Gul termed the bombing of a madrassa (Islamic religious school) by U.S. forces, "a watershed, because this was done by the Americans, there were no terrorists there. Nobody here is surprised that the U.S. was behind it."

U.S. Envoy Hill, North Korea Counter Cheney Sabotage

Feb. 20 (EIRNS)—Christopher Hill, the head U.S. negotiator to the Six Party Talks on Korea, met with North Korean negotiator Kim Kye-Gwan in Beijing yesterday, announcing afterwards that the North is trying to show that the Pakistani equipment it had purchased was not for uranium enrichment, and "wanted to make clear that they are not at present having any nuclear cooperation with any other country, and they will not in the future." The most recent effort by the Cheneyacs in the U.S. Administration to undermine a peaceful settlement in Korea, has been the demand that the North "come clean" on their uranium enrichment program, which the Bush Administration claims they know exists, because it has evidence of sales from Pakistan's A.Q. Khan, who has admitted to other illegal international nuclear sales.

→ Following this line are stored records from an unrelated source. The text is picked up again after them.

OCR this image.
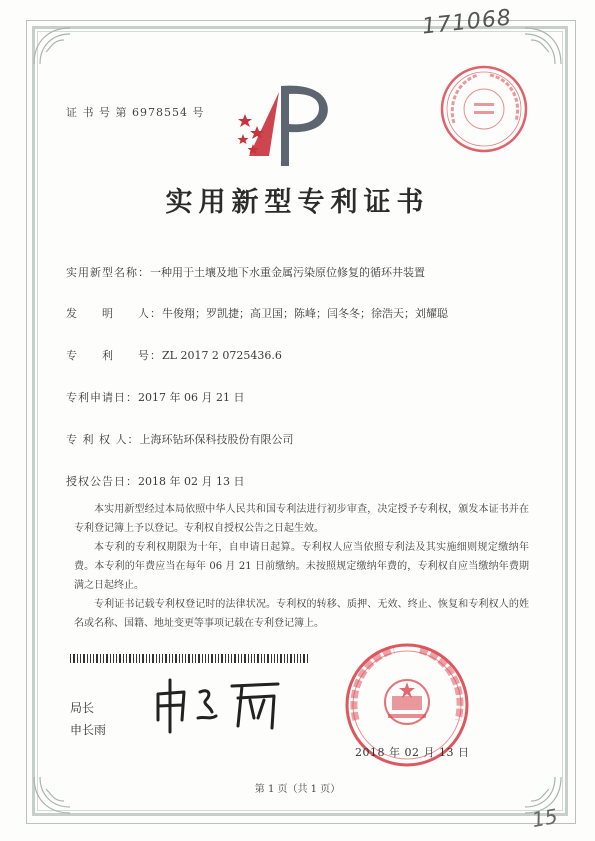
171068
证 书 号 第 6978554 号
实用新型专利证书
实用新型名称：一种用于土壤及地下水重金属污染原位修复的循环井装置
发　　明　　人：牛俊翔；罗凯捷；高卫国；陈峰；闫冬冬；徐浩天；刘耀聪
专　　利　　号：ZL 2017 2 0725436.6
专利申请日：2017 年 06 月 21 日
专 利 权 人：上海环钻环保科技股份有限公司
授权公告日：2018 年 02 月 13 日

本实用新型经过本局依照中华人民共和国专利法进行初步审查，决定授予专利权，颁发本证书并在专利登记簿上予以登记。专利权自授权公告之日起生效。

本专利的专利权期限为十年，自申请日起算。专利权人应当依照专利法及其实施细则规定缴纳年费。本专利的年费应当在每年 06 月 21 日前缴纳。未按照规定缴纳年费的，专利权自应当缴纳年费期满之日起终止。

专利证书记载专利权登记时的法律状况。专利权的转移、质押、无效、终止、恢复和专利权人的姓名或名称、国籍、地址变更等事项记载在专利登记簿上。

局长
申长雨
2018 年 02 月 13 日
第 1 页（共 1 页）
15
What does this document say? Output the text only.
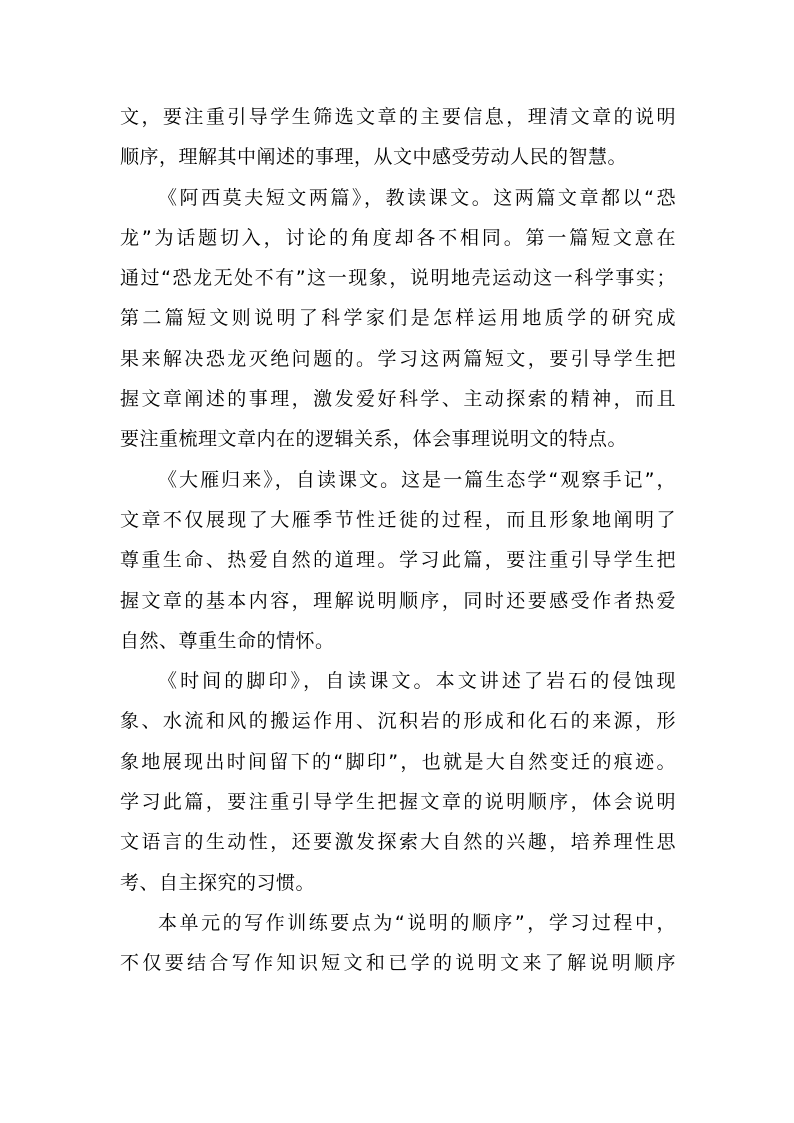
文，要注重引导学生筛选文章的主要信息，理清文章的说明
顺序，理解其中阐述的事理，从文中感受劳动人民的智慧。
《阿西莫夫短文两篇》，教读课文。这两篇文章都以“恐
龙”为话题切入，讨论的角度却各不相同。第一篇短文意在
通过“恐龙无处不有”这一现象，说明地壳运动这一科学事实；
第二篇短文则说明了科学家们是怎样运用地质学的研究成
果来解决恐龙灭绝问题的。学习这两篇短文，要引导学生把
握文章阐述的事理，激发爱好科学、主动探索的精神，而且
要注重梳理文章内在的逻辑关系，体会事理说明文的特点。
《大雁归来》，自读课文。这是一篇生态学“观察手记”，
文章不仅展现了大雁季节性迁徙的过程，而且形象地阐明了
尊重生命、热爱自然的道理。学习此篇，要注重引导学生把
握文章的基本内容，理解说明顺序，同时还要感受作者热爱
自然、尊重生命的情怀。
《时间的脚印》，自读课文。本文讲述了岩石的侵蚀现
象、水流和风的搬运作用、沉积岩的形成和化石的来源，形
象地展现出时间留下的“脚印”，也就是大自然变迁的痕迹。
学习此篇，要注重引导学生把握文章的说明顺序，体会说明
文语言的生动性，还要激发探索大自然的兴趣，培养理性思
考、自主探究的习惯。
本单元的写作训练要点为“说明的顺序”，学习过程中，
不仅要结合写作知识短文和已学的说明文来了解说明顺序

Hill told the press, "We know the activities have existed," but as the North "takes steps to show us that they are not using the equipment for uranium enrichment, those will be considered positive steps."

Sources told EIR that Hill read the transcripts of the 2002 talks between his predecessor, James Kelly, and the North Koreans, in which, supposedly, the North admitted to having an enrichment program (in addition to the plutonium program they had at the Yongbyon nuclear facility); he concluded that the North had not, in fact, admitted to such a program.